Di sudut
kota Paris yang jauh dari aroma gorengan pinggir jalan dan deru klakson bajaj,
ada sebuah restoran kecil yang menyajikan sesuatu yang lebih dari sekadar
makanan. Namanya Restoran Tanah
Air—dan bagi banyak orang Indonesia yang hidup dalam pengasingan, tempat
itu bukan hanya sekadar rumah
makan. Ia adalah rumah dalam arti yang paling personal dan bermakna dalam.
Restoran Tanah Air pertama kali diperkenalkan ke publik
luas lewat halaman-halaman novel Pulang karya
Leila S. Chudori, sebuah novel yang
mengisahkan tentang
eksil Indonesia pasca-1965 yang
menyebut kelompok mereka sebagai Empat pilar Tanah Air yang membangun
ulang identitas mereka di tanah yang
tak mereka kenali. Dalam novel tersebut, Restoran Tanah
Air menjadi ruang hangat di tengah dinginnya pengasingan oleh mereka yang tak bisa kembali ke
tanah air untuk sementara waktu. Di sana, rendang disajikan bersama
kerinduan, dan rawon menjadi saksi bisu lahirnya percakapan-percakapan subversif.
Fiksi itu bukan sekadar rekaan dari
Leila saja.
Restoran Tanah Air benar-benar ada.
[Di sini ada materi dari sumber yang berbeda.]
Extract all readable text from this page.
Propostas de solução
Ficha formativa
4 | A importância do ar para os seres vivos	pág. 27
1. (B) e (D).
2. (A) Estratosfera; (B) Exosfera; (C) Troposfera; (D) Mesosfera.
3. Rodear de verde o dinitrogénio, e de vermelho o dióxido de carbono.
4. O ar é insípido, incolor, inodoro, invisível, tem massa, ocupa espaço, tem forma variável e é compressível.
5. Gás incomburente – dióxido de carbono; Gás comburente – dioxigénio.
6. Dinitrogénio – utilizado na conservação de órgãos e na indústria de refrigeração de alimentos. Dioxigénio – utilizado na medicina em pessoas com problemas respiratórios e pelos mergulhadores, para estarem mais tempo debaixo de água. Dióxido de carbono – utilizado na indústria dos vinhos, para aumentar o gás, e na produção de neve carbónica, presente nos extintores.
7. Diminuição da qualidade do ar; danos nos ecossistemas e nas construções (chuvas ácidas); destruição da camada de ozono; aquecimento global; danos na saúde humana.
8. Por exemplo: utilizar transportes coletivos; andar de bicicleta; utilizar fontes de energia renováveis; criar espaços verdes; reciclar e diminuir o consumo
Ia didirikan oleh
Ayah dari Anita Soborn beserta tiga orang teman-teman ayahnya,
di antaranya, Sobron Aidit, A. Umar Said, Budiman Sudharsono, dan JJ Kusni
pada tahun 1982, dan sejak saat itu menjadi titik temu para perantau, terutama
mereka yang tak bisa kembali pulang karena sejarah menulis nama mereka dengan
tinta yang salah.
"Restoran ini bukan hanya untuk menyajikan makanan Indonesia," kata Anita dalam salah satu wawancara langka.
"Tapi untuk menjaga sesuatu yang lebih rapuh dari pencabutan paspor: yaitu kenangan."
Ketika Leila S.
Chudori menulis Pulang, ia memang
melakukan riset panjang, termasuk mewawancarai eksil-eksil Indonesia di Paris
dan mendengar kisah mereka yang hidup di bawah bayang-bayang keputusan politik
yang memutus akses mereka ke tanah kelahiran. Namun, bagi banyak pembaca, fakta
bahwa Tanah Air benar-benar eksis,
adalah kejutan sekaligus penguat bahwa sejarah tak selalu butuh monumen besar
untuk dikenang. Kadang cukup sepiring nasi uduk.
Dalam novel,
restoran itu bukan sekadar bercerita tentang latar tempat saja. Ia adalah karakter tersendiri—tempat
tokoh-tokoh seperti Dimas, Lintang, dan lainnya menganyam ulang makna
“Indonesia” lewat dapur dan meja makan. Di kehidupan nyata, perannya tak kalah
penting. Restoran Tanah Air milik Anita adalah ruang budaya yang hidup. Ia
menyimpan aroma kampung halaman di sela-sela pengasingan, dan menjadi benteng
kecil bagi bahasa, rasa, dan ingatan yang nyaris lenyap oleh waktu dan politik.
Ada korelasi unik di sini: fiksi memperkenalkan kita pada kenyataan, dan kenyataan justru membuat fiksi terasa lebih dalam. Leila tidak menulis sejarah secara dokumentatif, tapi lewat kepekaan sastra ia menunjukkan bahwa luka kolektif pun bisa terasa lewat sambal yang tidak terlalu pedas, atau suara kerupuk yang pecah di mulut orang-orang Perancis itu. Ia mengangkat Restoran Tanah Air bukan hanya sebagai tempat, tapi juga menyimpan sebuah metafora: bahwa ‘pulang’ tidak selalu berarti kembali ke rumah, tetapi mungkin cukup duduk di sebuah meja yang menyajikan sesuatu yang terasa akrab.
Di masa kini, saat
banyak orang Indonesia bepergian ke luar negeri untuk liburan atau studi,
cerita para eksil seperti yang disajikan dalam Pulang kadang terasa seperti dongeng kelam yang jauh. Tapi
kehadiran nyata restoran Tanah Air
adalah pengingat bahwa sejarah tidak hanya hidup di dalam arsip dan museum. Ia
bisa tersimpan dalam semangkuk soto, di dalam percakapan pelan antara dua orang
yang menyimpan masa lalu yang sama, meski tak saling kenal.
Pada akhirnya, Fiksi dan realitas mampu bertemu di titik yang paling manusiawi—lewat makanan, ingatan, dan rasa ingin pulang yang menggebu-gebu.